This was a post I wrote Sept. 9, 2011 while I was working in a particularly harsh environment: a complete lack of employer support, no training, and a boss who was constantly contradicting herself by telling me she supported me and my efforts and then changing her mind and said she could not support me when our big boss disagreed with my suggestions for expanding the project they had hired me to expand. The nice thing is that all the changes I created were very successful and never failed us. Anyway, like most bad things, I did learn a few important things about myself.
Do you ever find yourself fighting against a specific part of who you are? For instance, say you have a dire aversion to broccoli but everybody keeps telling you to eat it. So you try to eat it. It makes you sick. But you still feel pressured by friends and family to keep trying to eat broccoli. No matter how many times you try it, no matter how many times you change it up, it’s still broccoli and it still makes you sick.

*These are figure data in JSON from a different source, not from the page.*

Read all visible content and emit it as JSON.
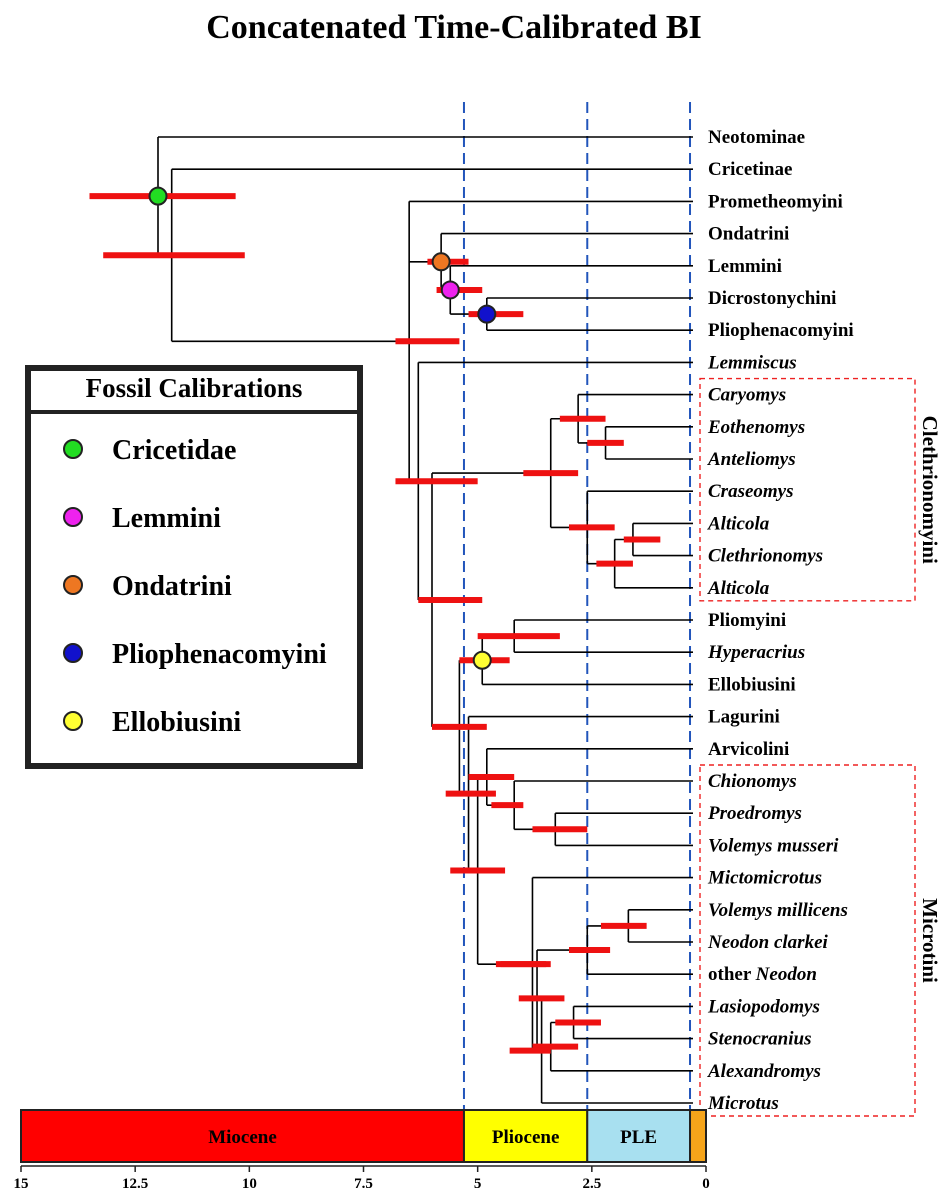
{
  "title": "Concatenated Time-Calibrated BI",
  "taxa": [
    {
      "label": "Neotominae",
      "italic": false
    },
    {
      "label": "Cricetinae",
      "italic": false
    },
    {
      "label": "Prometheomyini",
      "italic": false
    },
    {
      "label": "Ondatrini",
      "italic": false
    },
    {
      "label": "Lemmini",
      "italic": false
    },
    {
      "label": "Dicrostonychini",
      "italic": false
    },
    {
      "label": "Pliophenacomyini",
      "italic": false
    },
    {
      "label": "Lemmiscus",
      "italic": true
    },
    {
      "label": "Caryomys",
      "italic": true
    },
    {
      "label": "Eothenomys",
      "italic": true
    },
    {
      "label": "Anteliomys",
      "italic": true
    },
    {
      "label": "Craseomys",
      "italic": true
    },
    {
      "label": "Alticola",
      "italic": true
    },
    {
      "label": "Clethrionomys",
      "italic": true
    },
    {
      "label": "Alticola",
      "italic": true
    },
    {
      "label": "Pliomyini",
      "italic": false
    },
    {
      "label": "Hyperacrius",
      "italic": true
    },
    {
      "label": "Ellobiusini",
      "italic": false
    },
    {
      "label": "Lagurini",
      "italic": false
    },
    {
      "label": "Arvicolini",
      "italic": false
    },
    {
      "label": "Chionomys",
      "italic": true
    },
    {
      "label": "Proedromys",
      "italic": true
    },
    {
      "label": "Volemys musseri",
      "italic": true
    },
    {
      "label": "Mictomicrotus",
      "italic": true
    },
    {
      "label": "Volemys millicens",
      "italic": true
    },
    {
      "label": "Neodon clarkei",
      "italic": true
    },
    {
      "prefix": "other ",
      "label": "Neodon",
      "italic": true
    },
    {
      "label": "Lasiopodomys",
      "italic": true
    },
    {
      "label": "Stenocranius",
      "italic": true
    },
    {
      "label": "Alexandromys",
      "italic": true
    },
    {
      "label": "Microtus",
      "italic": true
    }
  ],
  "clades": [
    {
      "label": "Clethrionomyini",
      "first_tip": 8,
      "last_tip": 14
    },
    {
      "label": "Microtini",
      "first_tip": 20,
      "last_tip": 30
    }
  ],
  "legend": {
    "title": "Fossil Calibrations",
    "items": [
      {
        "label": "Cricetidae",
        "color": "#22dd22"
      },
      {
        "label": "Lemmini",
        "color": "#ee22ee"
      },
      {
        "label": "Ondatrini",
        "color": "#ee7722"
      },
      {
        "label": "Pliophenacomyini",
        "color": "#1111cc"
      },
      {
        "label": "Ellobiusini",
        "color": "#ffff33"
      }
    ]
  },
  "time_axis": {
    "unit": "Ma",
    "domain": [
      15,
      0
    ],
    "ticks": [
      15,
      12.5,
      10,
      7.5,
      5,
      2.5,
      0
    ],
    "tick_labels": [
      "15",
      "12.5",
      "10",
      "7.5",
      "5",
      "2.5",
      "0"
    ],
    "reference_lines_at": [
      5.3,
      2.6,
      0.35
    ]
  },
  "epochs": [
    {
      "label": "Miocene",
      "start": 15,
      "end": 5.3,
      "color": "#ff0000"
    },
    {
      "label": "Pliocene",
      "start": 5.3,
      "end": 2.6,
      "color": "#ffff00"
    },
    {
      "label": "PLE",
      "start": 2.6,
      "end": 0.35,
      "color": "#a8e0f0"
    },
    {
      "label": "",
      "start": 0.35,
      "end": 0,
      "color": "#f5a41a"
    }
  ],
  "colors": {
    "branch": "#000000",
    "hpd_bar": "#ee1111",
    "reference_line": "#2255bb",
    "clade_box": "#ee2222"
  },
  "tree": {
    "age": 12.0,
    "hpd": [
      13.5,
      10.3
    ],
    "calibration": "Cricetidae",
    "children": [
      {
        "tip": 0
      },
      {
        "age": 11.7,
        "hpd": [
          13.2,
          10.1
        ],
        "children": [
          {
            "tip": 1
          },
          {
            "age": 6.5,
            "hpd": [
              6.8,
              5.4
            ],
            "children": [
              {
                "tip": 2
              },
              {
                "age": 5.8,
                "hpd": [
                  6.1,
                  5.2
                ],
                "calibration": "Ondatrini",
                "children": [
                  {
                    "tip": 3
                  },
                  {
                    "age": 5.6,
                    "hpd": [
                      5.9,
                      4.9
                    ],
                    "calibration": "Lemmini",
                    "children": [
                      {
                        "tip": 4
                      },
                      {
                        "age": 4.8,
                        "hpd": [
                          5.2,
                          4.0
                        ],
                        "calibration": "Pliophenacomyini",
                        "children": [
                          {
                            "tip": 5
                          },
                          {
                            "tip": 6
                          }
                        ]
                      }
                    ]
                  }
                ]
              },
              {
                "age": 6.3,
                "hpd": [
                  6.8,
                  5.0
                ],
                "children": [
                  {
                    "tip": 7
                  },
                  {
                    "age": 6.0,
                    "hpd": [
                      6.3,
                      4.9
                    ],
                    "children": [
                      {
                        "age": 3.4,
                        "hpd": [
                          4.0,
                          2.8
                        ],
                        "children": [
                          {
                            "age": 2.8,
                            "hpd": [
                              3.2,
                              2.2
                            ],
                            "children": [
                              {
                                "tip": 8
                              },
                              {
                                "age": 2.2,
                                "hpd": [
                                  2.6,
                                  1.8
                                ],
                                "children": [
                                  {
                                    "tip": 9
                                  },
                                  {
                                    "tip": 10
                                  }
                                ]
                              }
                            ]
                          },
                          {
                            "age": 2.6,
                            "hpd": [
                              3.0,
                              2.0
                            ],
                            "children": [
                              {
                                "tip": 11
                              },
                              {
                                "age": 2.0,
                                "hpd": [
                                  2.4,
                                  1.6
                                ],
                                "children": [
                                  {
                                    "age": 1.6,
                                    "hpd": [
                                      1.8,
                                      1.0
                                    ],
                                    "children": [
                                      {
                                        "tip": 12
                                      },
                                      {
                                        "tip": 13
                                      }
                                    ]
                                  },
                                  {
                                    "tip": 14
                                  }
                                ]
                              }
                            ]
                          }
                        ]
                      },
                      {
                        "age": 5.4,
                        "hpd": [
                          6.0,
                          4.8
                        ],
                        "children": [
                          {
                            "age": 4.9,
                            "hpd": [
                              5.4,
                              4.3
                            ],
                            "calibration": "Ellobiusini",
                            "children": [
                              {
                                "age": 4.2,
                                "hpd": [
                                  5.0,
                                  3.2
                                ],
                                "children": [
                                  {
                                    "tip": 15
                                  },
                                  {
                                    "tip": 16
                                  }
                                ]
                              },
                              {
                                "tip": 17
                              }
                            ]
                          },
                          {
                            "age": 5.2,
                            "hpd": [
                              5.7,
                              4.6
                            ],
                            "children": [
                              {
                                "tip": 18
                              },
                              {
                                "age": 5.0,
                                "hpd": [
                                  5.6,
                                  4.4
                                ],
                                "children": [
                                  {
                                    "age": 4.8,
                                    "hpd": [
                                      5.2,
                                      4.2
                                    ],
                                    "children": [
                                      {
                                        "tip": 19
                                      },
                                      {
                                        "age": 4.2,
                                        "hpd": [
                                          4.7,
                                          4.0
                                        ],
                                        "children": [
                                          {
                                            "tip": 20
                                          },
                                          {
                                            "age": 3.3,
                                            "hpd": [
                                              3.8,
                                              2.6
                                            ],
                                            "children": [
                                              {
                                                "tip": 21
                                              },
                                              {
                                                "tip": 22
                                              }
                                            ]
                                          }
                                        ]
                                      }
                                    ]
                                  },
                                  {
                                    "age": 4.2,
                                    "hpd": [
                                      4.6,
                                      3.5
                                    ],
                                    "children": [
                                      {
                                        "age": 3.8,
                                        "hpd": [
                                          4.5,
                                          3.4
                                        ],
                                        "children": [
                                          {
                                            "tip": 23
                                          },
                                          {
                                            "age": 3.6,
                                            "hpd": [
                                              4.3,
                                              3.4
                                            ],
                                            "children": [
                                              {
                                                "age": 3.7,
                                                "hpd": [
                                                  4.1,
                                                  3.1
                                                ],
                                                "children": [
                                                  {
                                                    "age": 2.6,
                                                    "hpd": [
                                                      3.0,
                                                      2.1
                                                    ],
                                                    "children": [
                                                      {
                                                        "age": 1.7,
                                                        "hpd": [
                                                          2.3,
                                                          1.3
                                                        ],
                                                        "children": [
                                                          {
                                                            "tip": 24
                                                          },
                                                          {
                                                            "tip": 25
                                                          }
                                                        ]
                                                      },
                                                      {
                                                        "tip": 26
                                                      }
                                                    ]
                                                  },
                                                  {
                                                    "age": 3.4,
                                                    "hpd": [
                                                      3.8,
                                                      2.8
                                                    ],
                                                    "children": [
                                                      {
                                                        "age": 2.9,
                                                        "hpd": [
                                                          3.3,
                                                          2.3
                                                        ],
                                                        "children": [
                                                          {
                                                            "tip": 27
                                                          },
                                                          {
                                                            "tip": 28
                                                          }
                                                        ]
                                                      },
                                                      {
                                                        "tip": 29
                                                      }
                                                    ]
                                                  }
                                                ]
                                              },
                                              {
                                                "tip": 30
                                              }
                                            ]
                                          }
                                        ]
                                      }
                                    ]
                                  }
                                ]
                              }
                            ]
                          }
                        ]
                      }
                    ]
                  }
                ]
              }
            ]
          }
        ]
      }
    ]
  }
}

At what point do you accept that you do not like broccoli, never will, and move on with life? Accept that you are created specifically to not like broccoli and that it would be okay to never ever eat it again?
It’s not broccoli, but it’s similar. This story begins years and years ago based on some poor choices. Because of the poor choices, I worked various office jobs to help make ends meet. These jobs are the easiest to come by (if not right at this moment) and usually pay okay. The work is stable and so is the paycheck and benefits.

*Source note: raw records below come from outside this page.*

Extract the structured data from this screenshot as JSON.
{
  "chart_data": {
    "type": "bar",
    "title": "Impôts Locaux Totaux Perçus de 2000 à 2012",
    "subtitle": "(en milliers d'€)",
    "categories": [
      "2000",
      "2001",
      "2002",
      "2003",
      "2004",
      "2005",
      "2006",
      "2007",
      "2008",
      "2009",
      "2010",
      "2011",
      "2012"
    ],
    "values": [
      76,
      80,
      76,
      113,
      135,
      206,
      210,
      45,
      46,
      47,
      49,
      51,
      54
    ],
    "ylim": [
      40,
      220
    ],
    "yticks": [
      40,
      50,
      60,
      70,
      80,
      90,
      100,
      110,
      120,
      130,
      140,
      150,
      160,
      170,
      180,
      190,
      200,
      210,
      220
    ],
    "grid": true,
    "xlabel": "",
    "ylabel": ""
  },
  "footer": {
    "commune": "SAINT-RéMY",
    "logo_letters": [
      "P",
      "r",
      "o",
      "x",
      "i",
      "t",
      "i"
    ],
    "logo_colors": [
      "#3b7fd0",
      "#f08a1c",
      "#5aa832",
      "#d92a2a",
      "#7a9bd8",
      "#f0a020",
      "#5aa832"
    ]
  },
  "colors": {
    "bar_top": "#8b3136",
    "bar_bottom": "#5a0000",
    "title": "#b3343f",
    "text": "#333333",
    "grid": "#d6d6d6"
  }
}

I started office work because we were poor and there wasn’t a whole lot of call for inexperienced theater majors with a second Bachelor’s in journalism. At least, that’s what I thought. My frame of mind was, “I graduated college, now where is my job?” I had no idea that I would actually have to go out there and find these jobs on my own, beyond online job searches. I felt entitled.
I know, finesse is not a trait I have.
Years later I’m still working in office jobs. I hate them. I hate office politics. I hate people who don’t communicate. I hate playing corporate games.

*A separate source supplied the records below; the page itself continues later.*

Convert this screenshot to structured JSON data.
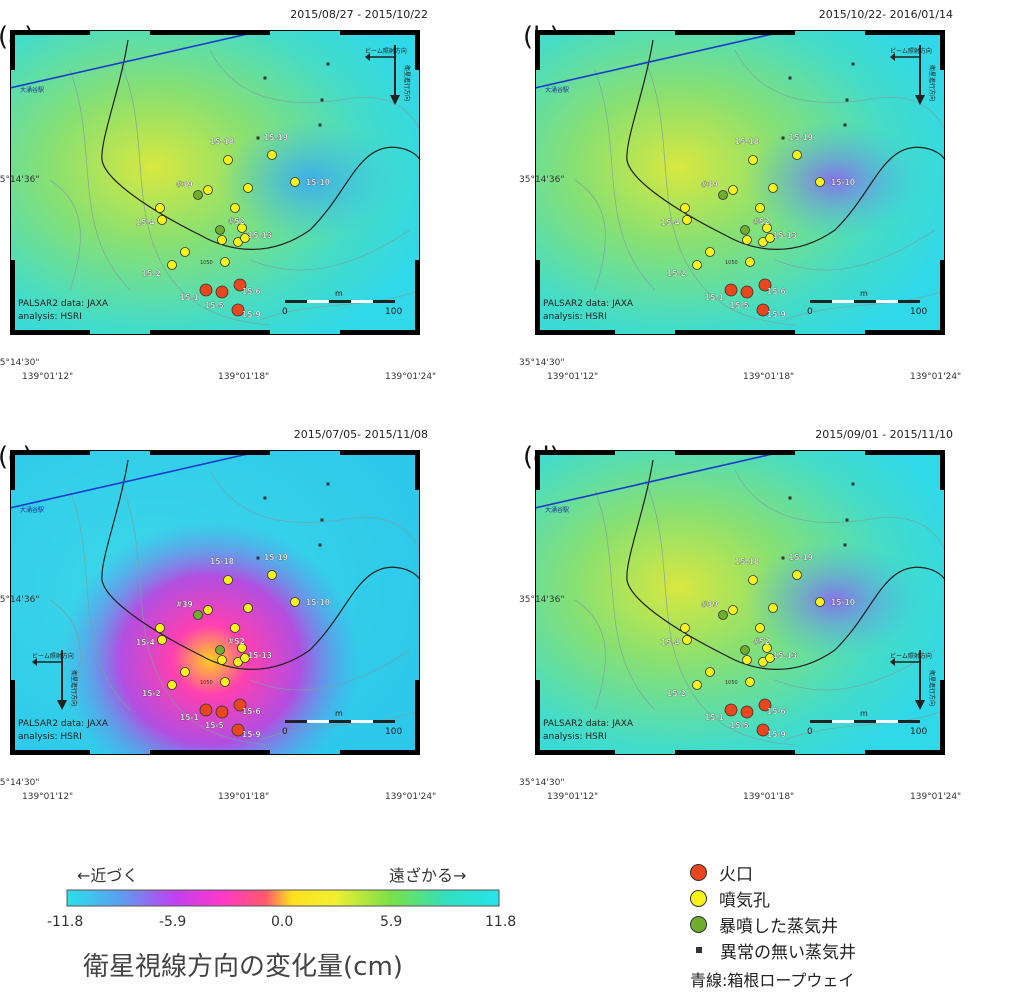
{
  "panels": [
    {
      "label": "(a)",
      "date": "2015/08/27 - 2015/10/22",
      "variant": "a"
    },
    {
      "label": "(b)",
      "date": "2015/10/22- 2016/01/14",
      "variant": "b"
    },
    {
      "label": "(c)",
      "date": "2015/07/05- 2015/11/08",
      "variant": "c"
    },
    {
      "label": "(d)",
      "date": "2015/09/01 - 2015/11/10",
      "variant": "d"
    }
  ],
  "map": {
    "credit_line1": "PALSAR2 data: JAXA",
    "credit_line2": "analysis: HSRI",
    "station_label": "大涌谷駅",
    "beam_label": "ビーム照射方向",
    "orbit_label": "衛星進行方向",
    "scale_unit": "m",
    "scale_min": "0",
    "scale_max": "100",
    "lat_ticks": [
      "35°14'36\"",
      "35°14'30\""
    ],
    "lon_ticks": [
      "139°01'12\"",
      "139°01'18\"",
      "139°01'24\""
    ],
    "contour_label": "1050",
    "vent_labels": [
      "15-18",
      "15-19",
      "15-10",
      "#39",
      "15-4",
      "#52",
      "15-13",
      "15-2",
      "15-1",
      "15-5",
      "15-6",
      "15-9"
    ]
  },
  "colorbar": {
    "approach_label": "←近づく",
    "recede_label": "遠ざかる→",
    "ticks": [
      "-11.8",
      "-5.9",
      "0.0",
      "5.9",
      "11.8"
    ],
    "title": "衛星視線方向の変化量(cm)"
  },
  "legend": {
    "crater": "火口",
    "fumarole": "噴気孔",
    "erupted_well": "暴噴した蒸気井",
    "normal_well": "異常の無い蒸気井",
    "ropeway": "青線:箱根ロープウェイ",
    "crater_color": "#e8461e",
    "fumarole_color": "#f6f21a",
    "erupted_color": "#6fae2c"
  }
}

But I do like my steady paycheck, my benefits, my paid vacation and separate paid sick leave. I like knowing that it will have to take a lot, and I mean moving a mountain a lot, to fire me (don’t ask how I know this).
But office jobs bring out my worst. At least what I perceive is my worst. Specifically, my lack of “tough skin.” I’m, apparently, “too sensitive”.
Lack of tough skin is my broccoli. No matter how many classes I take, books I read, therapists I see, I am just a very sensitive soul. And for some reason that is a bad thing. My entire life people have told me to toughen up. Grow some thicker skin. Stop being so sensitive. Don’t take everything so personally.
A couple of weeks ago I heard a co-worker say about another co-worker, “He’s just really sensitive. We need to toughen him up.” I know the co-worker being commented about, and yeah, he is another sensitive soul. He’s a good guy. He’s kind-hearted and funny. He sympathizes with the students he works with and worries about them. He has worried right along with me through all the trials I’ve faced in this job. He loves his wife and supports her in just about everything she wants to do. He isn’t whiny. He doesn’t complain. He’s just struggling and frustrated with his job. Just like me.
But this makes him “sensitive”. And in this case “sensitive” equals a dirty word; as in, “She’s so smelly. We need to encourage her to take a bath”. Telling someone like me, like my co-worker, to grow tougher skin would be like telling Shaquille O’Neal to grow short. But why should we change?
My boss repeated tells me that I’m too sensitive and need to toughen up. At least she tells me to my face, unlike my sensitive-soul counterpart whom she just talks about behind his back. Oh, I know she talks about me behind my back, too, I’ve walked in on discussions about me she’s having with two of my other co-workers.
She told me again today that I needed toughen up, grow that crazy thick skin EVERYbody else has (all the cool kids have thick skin!), I realized that I was told to be somebody I’m not.
I am a sensitive person. But I don’t think this should be considered a bad thing. When people are fighting around me, I’m usually the first person to step up and make everybody back away (Halloween 2009). I like to work in a harmonious, drama free environment where people work together not because we have to but because working together makes everybody’s lives easier. It’s important to have sensitive people like me around.
It’s a shame that when I’m told to toughen up I can’t say, “You know, three years ago I chased, on foot, one of the three guys who broke into my home; a guy carrying a gun. The only reason I didn’t catch him and beat the shit out of him was because he can jump fences. Please don’t tell me to toughen up. My skin is thick when it needs to be. Apparently, this is not a time when thick skin is needed. Instead of me changing for you, why don’t you change for me?”